Darren Whitehead, a youth associate at the 5,000-member First Baptist Church, Franklin, Tenn., said the idea to turn the youth group’s new website into a tool for evangelism came a few weeks prior to the crusade at Nashville’s Adelphia Coliseum.
“Because of all the preparation for the crusade, we had canceled our Wednesday evening services. But instead of just sitting at home, we thought it would be a great idea for our students to use Wednesday night as an opportunity to call friends, invite them to the crusade and then get online and talk about their experiences,” Whitehead said.
In other words, the youth group’s Wednesday night service, called “Fusion,” was held live in cyberspace. Students were able to log onto the website, www.fusionyouth.com, and share praise reports, prayer requests and outreach in a specially designed chat room on the site.
“It was awesome,” said Whitehead, a native of Australia. “We had more than 100 kids in and out of the chat rooms during the event.”
Whitehead called the event interactive evangelism. “One student used the chat room to invite a friend who was involved in Satanism to the Billy Graham crusade,” Whitehead said.
And another student organized a group of teens who went to a local shopping center and invited people to the four-day crusade.
Brandon Norman, an eighth grade student, encouraged those in the chat room to pray that God would provide good weather for the crusade after rain appeared in the forecast.
“I don’t think that God will let it rain and cancel something so grand and major,” Norman wrote online. “So many people are going to come to Christ … and that is like so many more people going to heaven.”
A student identifying himself as “David” wrote, “The coolest thing to happen at [the Billy Graham crusade] was all the people that came to the Lord.”
Another student, identified as “Gailsmiles,” shared about her experiences at the crusade. “I had like four or five kids that just sat around me wanting to accept Christ after Billy Graham spoke. It was … awesome.”
Rick White, pastor of First Baptist, praised the innovation of the youth ministry team. “What they did Wednesday night just shows that this generation communicates differently,” White said. “It gives us some insight in what we can expect down the road.”

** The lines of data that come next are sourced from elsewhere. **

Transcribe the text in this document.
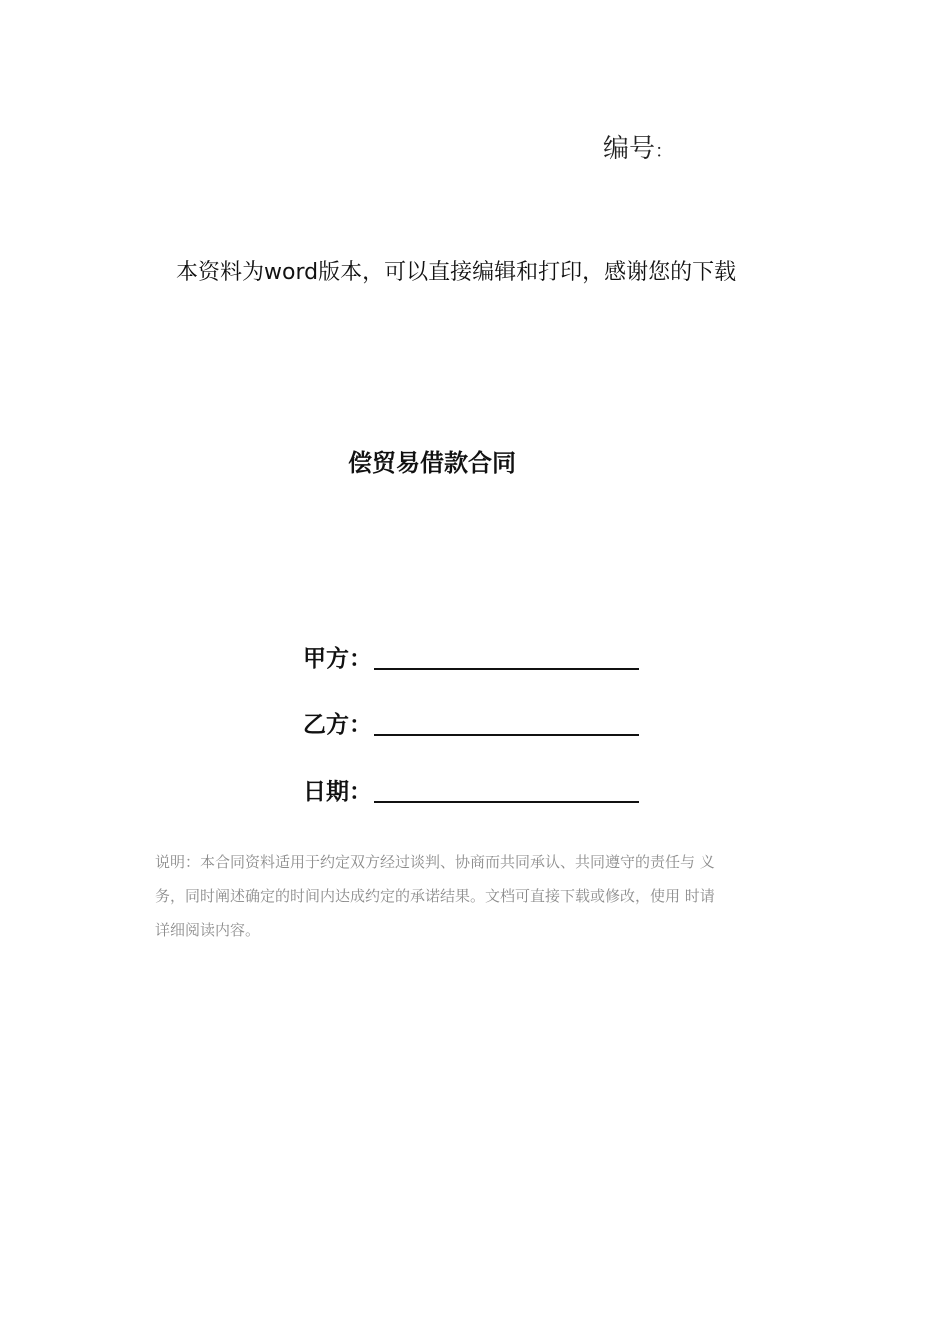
编号：
本资料为word版本，可以直接编辑和打印，感谢您的下载
偿贸易借款合同
甲方：
乙方：
日期：
说明：本合同资料适用于约定双方经过谈判、协商而共同承认、共同遵守的责任与 义
务，同时阐述确定的时间内达成约定的承诺结果。文档可直接下载或修改，使用 时请
详细阅读内容。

White said the advances in technology show that churches “are probably not going to be able to do it like we’ve done it in the past.”
“It’s exciting and frightening,” White said. “You do miss the personal touch when you get into the Internet. But by and large, it’s an exciting generation.”
Whitehead said the youth group’s Internet site is a ministry run by students and coordinated by an adult leader. In addition to a prayer and praise message board, the site includes sermons archived from the Wednesday night youth service, downloadable videos and worship music.
“The Billy Graham crusade,” Whitehead recapped, “gave us a great chance to see how the Internet can be used to tell people about Christ.”